Dans cette mémoire, il importe de ne pas oublier qu’il a existé des femmes et des hommes qui n’ont pas voulu cautionner la violence de l’Etat, qui n’ont pas voulu être complices des guerres, coloniales, de conquête, de revanche, voire de « défense ». Parfois, à leur manière, ils ont participé à la défense de la patrie sans vouloir tomber dans le piège de la violence.

Si nous ne retenons que les faits d’armes et de guerre comme les seuls événements marquants de l’Histoire, il y a fort à parier que nous aurons quelques difficultés à imaginer qu’un avenir de paix est possible. La guerre devient une fatalité lorsque les esprits sont convaincus qu’elle est le seul moyen pour faire face aux menaces internationales, se défendre, se protéger. « Du point de vue de l’enseignement de l’Histoire, propose Suzane Citron, plutôt que mettre en avant systématiquement des héros guerriers comme Vercingétorix ou de grands annexionnistes comme Louis XIV, on pourrait privilégier des personnages qui ont favorisé une gestion et des relations pacifiques […] que l’historiographie traditionnelle ne valorise pas3 »

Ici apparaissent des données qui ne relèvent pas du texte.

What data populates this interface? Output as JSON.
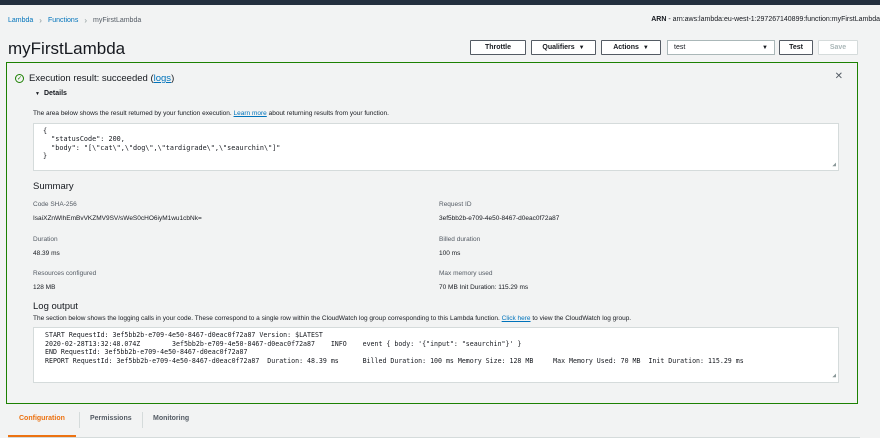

Si nous voulons construire un avenir libéré de l’emprise de la violence et de la guerre, il est décisif de revisiter notre Histoire, et tout particulièrement de démilitariser notre mémoire.

1 Jean-Marie Muller, Dictionnaire de la non-violence, Ed. du Relié, 2005, p. 166

2 Jacques Le Goff, Préface à l’ouvrage collectif A l’Est la mémoire retrouvée, La Découverte, 1990.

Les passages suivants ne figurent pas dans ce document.